A luta contra a pirataria no futebol espanhol está a levantar sérias preocupações sobre o futuro da liberdade e infraestrutura da Internet. A DDoS-Guard, uma empresa especializada em infraestruturas de rede, emitiu um alerta severo sobre os poderes atribuídos à LaLiga, descrevendo a escala dos bloqueios como "surpreendente". Segundo Dmitry Nikonov, responsável pela proteção de aplicações web na empresa, a liga espanhola está a transformar-se num "regulador privado" com autoridade para interferir no funcionamento base da Internet.
Para os especialistas, os jogos de futebol tornaram-se apenas um pretexto para uma experiência em larga escala na rede, testando se ainda existe alguém capaz de proteger a sua liberdade, conforme reportado pelo TorrentFreak.
Bloqueios em massa e a "ilusão" do sucesso
A LaLiga tem reivindicado uma vitória significativa na sua batalha contra o streaming ilegal. A organização afirma ter reduzido a pirataria dos seus conteúdos em Espanha em cerca de 60% (ou, numa estimativa mais conservadora, 40%) durante a temporada que terminou no final do verão. Estes números, embora impressionantes no papel, são alcançados através de uma autoridade judicial que permite o bloqueio agressivo de quase qualquer site ou serviço que facilite o acesso a transmissões ilegais.
Um dos principais alvos tem sido a Cloudflare. A LaLiga reporta que, em maio de 2025, 38% da pirataria envolvendo os seus conteúdos foi distribuída através da infraestrutura desta empresa americana. Como resultado, endereços IP da Cloudflare — utilizados tanto por piratas como por clientes legítimos — são frequentemente bloqueados pelos fornecedores de acesso à Internet (ISPs) espanhóis.
O problema central reside nos danos colaterais. A execução de uma negação de serviço "cega" a plataformas de pirataria raramente acontece sem afetar partes inocentes. Nikonov, escrevendo para a Forbes Rússia no outono de 2025, alerta que a LaLiga parece estar "fora de controlo", aplicando uma "máscara de pirataria" a faixas inteiras de endereços, afetando endpoints que não têm qualquer relação direta com as transmissões ilegais.
Um precedente perigoso para o futuro da Internet
A crítica da DDoS-Guard vai além dos bloqueios imediatos; foca-se na mudança fundamental de poder. Nikonov argumenta que a LaLiga não é um estado ou um regulador independente, mas sim uma organização comercial que recebeu autoridade delegada para interferir na infraestrutura de rede. Esta "regulação privada" levanta a questão de quem poderá impedir outros grandes players de adquirirem poderes semelhantes no futuro.

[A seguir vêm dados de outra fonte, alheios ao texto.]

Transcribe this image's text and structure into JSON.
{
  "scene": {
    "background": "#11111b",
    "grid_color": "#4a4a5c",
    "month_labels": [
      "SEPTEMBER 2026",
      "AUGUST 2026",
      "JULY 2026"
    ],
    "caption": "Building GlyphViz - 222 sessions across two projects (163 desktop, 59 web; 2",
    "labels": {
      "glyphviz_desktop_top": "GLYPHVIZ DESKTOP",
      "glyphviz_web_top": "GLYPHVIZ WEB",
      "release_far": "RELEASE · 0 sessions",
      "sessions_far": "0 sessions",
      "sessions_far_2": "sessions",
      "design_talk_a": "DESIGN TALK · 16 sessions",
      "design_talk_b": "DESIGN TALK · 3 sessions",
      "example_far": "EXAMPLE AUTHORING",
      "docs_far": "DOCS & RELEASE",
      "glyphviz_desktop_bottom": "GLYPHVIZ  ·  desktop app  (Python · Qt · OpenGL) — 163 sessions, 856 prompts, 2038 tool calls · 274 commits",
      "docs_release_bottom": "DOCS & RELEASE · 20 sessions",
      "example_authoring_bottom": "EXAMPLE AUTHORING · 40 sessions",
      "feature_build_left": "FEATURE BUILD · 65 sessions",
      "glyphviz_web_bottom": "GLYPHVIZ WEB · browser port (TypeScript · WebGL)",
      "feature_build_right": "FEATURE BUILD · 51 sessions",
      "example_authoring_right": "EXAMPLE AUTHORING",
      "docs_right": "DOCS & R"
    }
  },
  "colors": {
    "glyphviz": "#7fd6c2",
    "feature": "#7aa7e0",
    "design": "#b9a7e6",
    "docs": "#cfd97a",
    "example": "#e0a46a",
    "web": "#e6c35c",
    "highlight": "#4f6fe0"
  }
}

Se uma liga de futebol detém hoje este poder, nada impedirá que conglomerados de media ou outras corporações o exijam amanhã, transformando o conteúdo não em entretenimento, mas numa ferramenta de controlo de infraestrutura. Nikonov adverte que o acesso a recursos online passará a ser determinado não por padrões técnicos, mas pelos interesses de lucro de empresas privadas.
Mais alarmante é a sugestão de que estão a ser utilizadas ferramentas mais poderosas do que o simples bloqueio de DNS. O executivo aponta que a Comissão Nacional dos Mercados e da Concorrência (CNMC) em Espanha, a pedido da LaLiga, emite diretivas obrigatórias para que os ISPs implementem filtragem de DNS e BGP (Border Gateway Protocol). Mexer com o BGP, que é essencialmente a "cola" que mantém a Internet unida, é visto por muitos especialistas como uma medida extrema e perigosa. O resultado é um cenário onde a Internet deixa de ser uma rede distribuída para se tornar um conjunto de pontos de controlo vulneráveis a interesses corporativos.